You will agree that it is a curious name for a graph. When thinking of its name it pops into my head a picture of a shoebox with whiskers, but actually, I think this chart seems more like the tie fighter hunting ships from Star Wars.
In any case, the box and whiskers plot, whose formal name is the box plot, is used all too often in statistics due to its interesting descriptive abilities.
To know what I mean, two box plots are represented in the first figure I attached. As you see, the graph can be represented in a vertical and horizontal way, and consist of a box with two segments (the whiskers).
Describing the vertical representation, perhaps the most common of both, the lower edge of the box represents the 25th percentile of the distribution or, what is the same, the first quartile. Meanwhile, the top edge (which corresponds to the right edge of the horizontal representation) represents the 75th percentile of the distribution or, what is the same, the third quartile. Thus, the amplitude of the box corresponds to the distance between the 25th and 75th percentiles, which is none other than the interquartile range. Finally, inside the box there is a line representing the median (or second quartile) of the distribution. Sometimes it can be a second line representing the mean, although it is not as usual.
Now, let’s go for the whiskers. The upper one stretches to the maximum value of the distribution, but it cannot go beyond 1.5 times the interquartile range. If there are higher values than the median plus 1.5 times the interquartile range, they are represented as points beyond the end of the upper whisker. These points are called outliers. We see in our example that there is an outlier which lies beyond the upper whisker. If no extreme values or outliers, the maximum of the distribution is marked by the end of the upper whisker. If so, the maximum is the most distant outlier from the box.
Moreover, all this applies to the lower whisker, which extends to the minimum value when no outliers or until the median minus 1.5 times the interquartile range when there are any outliers. In these cases, the minimum value is the farthest outlier from the box below the lower whisker.
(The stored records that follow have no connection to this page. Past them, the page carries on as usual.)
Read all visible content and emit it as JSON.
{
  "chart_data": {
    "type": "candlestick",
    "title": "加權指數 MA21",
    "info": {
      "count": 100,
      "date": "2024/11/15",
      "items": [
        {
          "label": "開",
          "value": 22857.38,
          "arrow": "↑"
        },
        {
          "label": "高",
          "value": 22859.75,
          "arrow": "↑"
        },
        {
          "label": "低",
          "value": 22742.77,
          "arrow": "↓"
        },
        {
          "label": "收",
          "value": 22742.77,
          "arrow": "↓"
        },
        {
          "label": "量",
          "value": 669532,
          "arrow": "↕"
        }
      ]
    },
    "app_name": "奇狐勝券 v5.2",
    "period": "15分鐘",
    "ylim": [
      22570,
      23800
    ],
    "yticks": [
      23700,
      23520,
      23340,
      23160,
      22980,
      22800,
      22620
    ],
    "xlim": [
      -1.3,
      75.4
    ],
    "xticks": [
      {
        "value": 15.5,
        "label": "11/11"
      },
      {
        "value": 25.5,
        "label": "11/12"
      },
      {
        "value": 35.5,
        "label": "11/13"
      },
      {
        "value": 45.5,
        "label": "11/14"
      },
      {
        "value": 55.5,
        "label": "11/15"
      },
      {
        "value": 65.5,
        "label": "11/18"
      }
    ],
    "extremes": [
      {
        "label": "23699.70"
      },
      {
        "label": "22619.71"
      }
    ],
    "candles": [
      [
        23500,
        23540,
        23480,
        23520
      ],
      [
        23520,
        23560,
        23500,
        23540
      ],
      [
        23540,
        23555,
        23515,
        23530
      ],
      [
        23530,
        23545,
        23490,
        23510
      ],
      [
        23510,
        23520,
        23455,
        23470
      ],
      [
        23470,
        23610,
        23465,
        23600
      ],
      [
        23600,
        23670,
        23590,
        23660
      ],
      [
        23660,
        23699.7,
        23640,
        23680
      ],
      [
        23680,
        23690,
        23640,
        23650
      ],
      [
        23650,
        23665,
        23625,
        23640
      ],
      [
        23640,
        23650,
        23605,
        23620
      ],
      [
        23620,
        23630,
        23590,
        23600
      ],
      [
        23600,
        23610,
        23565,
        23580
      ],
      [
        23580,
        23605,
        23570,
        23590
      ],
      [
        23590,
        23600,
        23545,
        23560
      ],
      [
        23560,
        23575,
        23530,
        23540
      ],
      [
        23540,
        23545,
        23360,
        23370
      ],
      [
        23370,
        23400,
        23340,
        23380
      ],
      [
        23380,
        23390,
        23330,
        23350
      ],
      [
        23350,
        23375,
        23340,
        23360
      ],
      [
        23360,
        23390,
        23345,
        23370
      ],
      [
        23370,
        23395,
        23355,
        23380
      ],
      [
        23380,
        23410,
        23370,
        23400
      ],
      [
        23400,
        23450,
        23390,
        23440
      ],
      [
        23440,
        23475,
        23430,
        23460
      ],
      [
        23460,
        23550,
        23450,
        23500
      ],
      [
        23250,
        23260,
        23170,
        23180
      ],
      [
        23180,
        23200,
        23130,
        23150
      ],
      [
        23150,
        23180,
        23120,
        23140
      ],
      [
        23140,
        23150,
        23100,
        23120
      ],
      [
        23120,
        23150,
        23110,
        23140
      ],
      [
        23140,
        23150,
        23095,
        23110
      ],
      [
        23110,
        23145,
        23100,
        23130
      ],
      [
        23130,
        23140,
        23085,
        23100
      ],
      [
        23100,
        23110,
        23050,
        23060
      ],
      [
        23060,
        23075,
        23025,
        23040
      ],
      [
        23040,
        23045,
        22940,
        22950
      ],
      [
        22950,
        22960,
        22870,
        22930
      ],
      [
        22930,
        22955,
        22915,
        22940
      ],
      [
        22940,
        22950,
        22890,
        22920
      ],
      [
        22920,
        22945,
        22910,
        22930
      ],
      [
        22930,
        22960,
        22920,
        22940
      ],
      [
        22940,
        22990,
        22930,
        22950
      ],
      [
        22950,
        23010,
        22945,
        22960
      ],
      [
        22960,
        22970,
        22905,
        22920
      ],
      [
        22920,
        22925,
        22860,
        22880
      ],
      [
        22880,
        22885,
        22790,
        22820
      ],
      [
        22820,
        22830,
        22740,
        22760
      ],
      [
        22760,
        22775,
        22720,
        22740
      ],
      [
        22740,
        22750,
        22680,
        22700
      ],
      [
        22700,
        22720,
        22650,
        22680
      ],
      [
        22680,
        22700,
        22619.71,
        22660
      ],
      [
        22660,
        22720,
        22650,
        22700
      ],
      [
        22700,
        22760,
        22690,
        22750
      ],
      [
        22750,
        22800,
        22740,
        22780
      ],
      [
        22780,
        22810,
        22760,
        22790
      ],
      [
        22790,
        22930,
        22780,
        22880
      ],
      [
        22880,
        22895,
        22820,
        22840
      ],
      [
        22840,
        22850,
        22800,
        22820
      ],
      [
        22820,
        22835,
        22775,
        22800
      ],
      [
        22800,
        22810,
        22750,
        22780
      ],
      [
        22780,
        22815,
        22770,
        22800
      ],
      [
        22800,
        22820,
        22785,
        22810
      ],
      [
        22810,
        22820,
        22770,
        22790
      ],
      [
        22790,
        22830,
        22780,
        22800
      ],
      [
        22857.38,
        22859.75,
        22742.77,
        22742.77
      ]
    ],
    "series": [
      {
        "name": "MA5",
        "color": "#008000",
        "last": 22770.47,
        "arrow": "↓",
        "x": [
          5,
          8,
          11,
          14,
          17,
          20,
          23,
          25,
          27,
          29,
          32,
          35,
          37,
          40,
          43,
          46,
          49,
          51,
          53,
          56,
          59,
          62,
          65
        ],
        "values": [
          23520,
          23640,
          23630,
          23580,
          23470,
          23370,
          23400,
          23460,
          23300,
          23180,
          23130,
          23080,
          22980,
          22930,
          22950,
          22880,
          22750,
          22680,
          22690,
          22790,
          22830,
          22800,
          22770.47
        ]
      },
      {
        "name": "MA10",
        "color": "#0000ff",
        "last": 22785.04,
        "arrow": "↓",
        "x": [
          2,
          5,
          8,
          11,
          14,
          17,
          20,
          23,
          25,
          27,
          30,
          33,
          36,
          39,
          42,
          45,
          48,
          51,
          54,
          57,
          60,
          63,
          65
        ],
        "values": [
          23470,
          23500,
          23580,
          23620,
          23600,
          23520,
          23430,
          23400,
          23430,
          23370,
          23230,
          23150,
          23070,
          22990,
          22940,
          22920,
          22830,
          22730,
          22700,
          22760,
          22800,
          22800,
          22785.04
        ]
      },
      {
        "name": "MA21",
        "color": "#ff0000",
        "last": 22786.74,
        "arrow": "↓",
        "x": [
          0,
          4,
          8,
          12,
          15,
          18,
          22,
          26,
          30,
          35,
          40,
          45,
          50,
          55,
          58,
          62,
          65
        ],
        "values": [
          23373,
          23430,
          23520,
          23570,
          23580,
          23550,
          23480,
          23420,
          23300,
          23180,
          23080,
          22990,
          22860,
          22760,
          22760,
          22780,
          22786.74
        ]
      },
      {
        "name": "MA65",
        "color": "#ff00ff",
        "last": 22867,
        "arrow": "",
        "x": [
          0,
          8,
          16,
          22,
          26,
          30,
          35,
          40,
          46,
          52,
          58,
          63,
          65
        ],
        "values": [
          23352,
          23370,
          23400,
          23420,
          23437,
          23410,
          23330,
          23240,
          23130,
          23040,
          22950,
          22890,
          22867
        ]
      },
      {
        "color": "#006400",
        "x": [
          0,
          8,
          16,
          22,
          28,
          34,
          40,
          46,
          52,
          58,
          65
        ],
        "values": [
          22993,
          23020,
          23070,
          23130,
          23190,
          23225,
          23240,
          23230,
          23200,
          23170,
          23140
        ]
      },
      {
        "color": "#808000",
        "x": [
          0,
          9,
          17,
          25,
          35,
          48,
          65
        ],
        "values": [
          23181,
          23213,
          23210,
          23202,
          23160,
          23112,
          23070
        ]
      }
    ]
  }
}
Then we can understand the usefulness of the box plot. At a glance we can obtain the median and interquartile range and intuit the symmetry of the distribution. It is easy to imagine how a distribution histogram will be seeing his box plot, as you can see in the second figure. The first graph corresponds to a symmetric distribution, close to a normal, as the median is centered in the box and the whiskers are roughly symmetrical.
Looking at the middle distribution, the median is shifted to the lower edge of the box and the top whisker is longer than the lower. This is because the distribution has the most data to the left and a long tail to the right, as seen in its histogram. With a similar reasoning, the third distribution is sifted to the left, and the longest whisker is the lower one.
Finally, this type of plot is also used to compare various distributions. In the third picture I attached you can see two seemingly normal distributions with similar median. If we are going to do a hypothesis testing on the equality of means, we need to know if their variances are equal (if there is homoscedasticity) to know what type of test to be used.
If we compare the two distributions, we see that the amplitude of the box and whisker is much higher in the first than the second, so we can conclude that the variance of the first distribution is much greater, so we cannot assume equal variances and we have to apply the appropriate adjustment.
And this is all I wanted to say about this box with whiskers, how useful is in descriptive statistics. Needless to say that although we used it to know about whether the distribution fits a normal or if the variances of several distributions are similar, there are specific tests to study these points mathematically. But that is another story…